Los padres de la atleta ugandesa Rebecca Cheptegei han denunciado la falta de acción de la Policía keniana en un caso de violencia doméstica que terminó trágicamente con la muerte de su hija. Rebecca, quien participó en el maratón de los Juegos Olímpicos de París representando a Uganda, fue quemada viva por su pareja, Dickson Ndiema Marangach, el pasado domingo en Kenia.
Joseph Cheptegei, el padre de la corredora, expresó su frustración y tristeza en una rueda de prensa, afirmando que las autoridades no actuaron con la urgencia necesaria para proteger a su hija, a pesar de las numerosas advertencias sobre su situación. Según Cheptegei, la familia había informado a la Dirección de Investigación Criminal (DCI) del condado de Trans-Nzoia sobre las amenazas que recibía Rebecca, pero las medidas de protección nunca se implementaron.
“Era evidente que la vida de mi hija estaba en peligro. Informamos a las agencias gubernamentales con suficiente antelación, incluso cuando su agresor la seguía hasta Uganda. Pero no tomaron medidas rápidas”, dijo Joseph Cheptegei. El padre relató que la situación de violencia se había reportado en varias ocasiones, incluyendo una denuncia reciente antes del trágico incidente.
El 2 de septiembre, Marangach irrumpió en la casa de Rebecca en Eldoret, Kenia, con un bidón de gasolina. Tras rociarla con el combustible, encendió el fuego cuando ella regresaba de la iglesia con sus hijos. Cheptegei sufrió quemaduras en el 80% de su cuerpo y, a pesar de los esfuerzos por trasladarla a Nairobi para recibir tratamiento especializado, falleció el miércoles por la noche en el Hospital Universitario y de Referencia Moi de Eldoret.
La madre de Rebecca, Agnes Ndiema Cheptegei, acompañada por su esposo, expresó su dolor diciendo: “No tengo palabras. Solo culpo al Gobierno”. La investigación inicial revela que Marangach también sufrió quemaduras graves y se encuentra hospitalizado en el mismo centro médico que la víctima.
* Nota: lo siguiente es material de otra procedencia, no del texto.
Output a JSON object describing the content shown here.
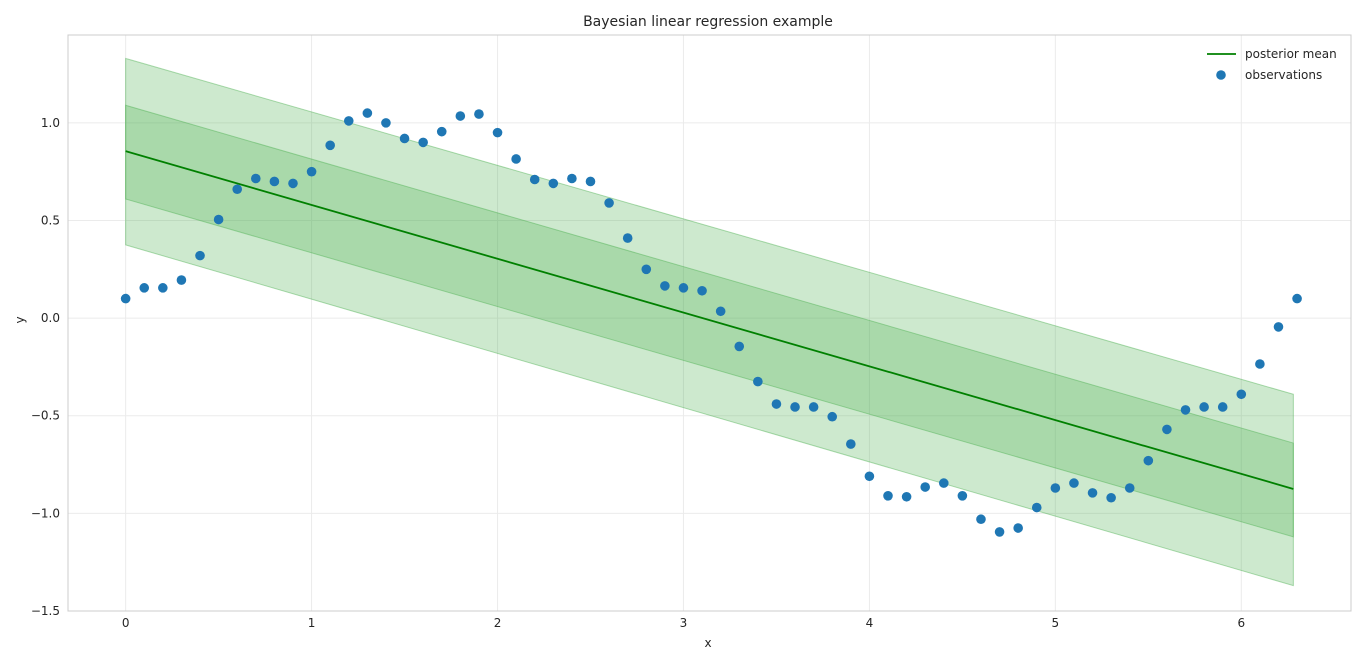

Este caso de violencia machista se suma a otros trágicos incidentes recientes en Kenia, como el asesinato de las atletas Agnes Tirop y Damaris Mutua en 2021 y 2022. La falta de protección y la inacción de las autoridades en estos casos han generado una creciente preocupación sobre la seguridad de las mujeres en el país.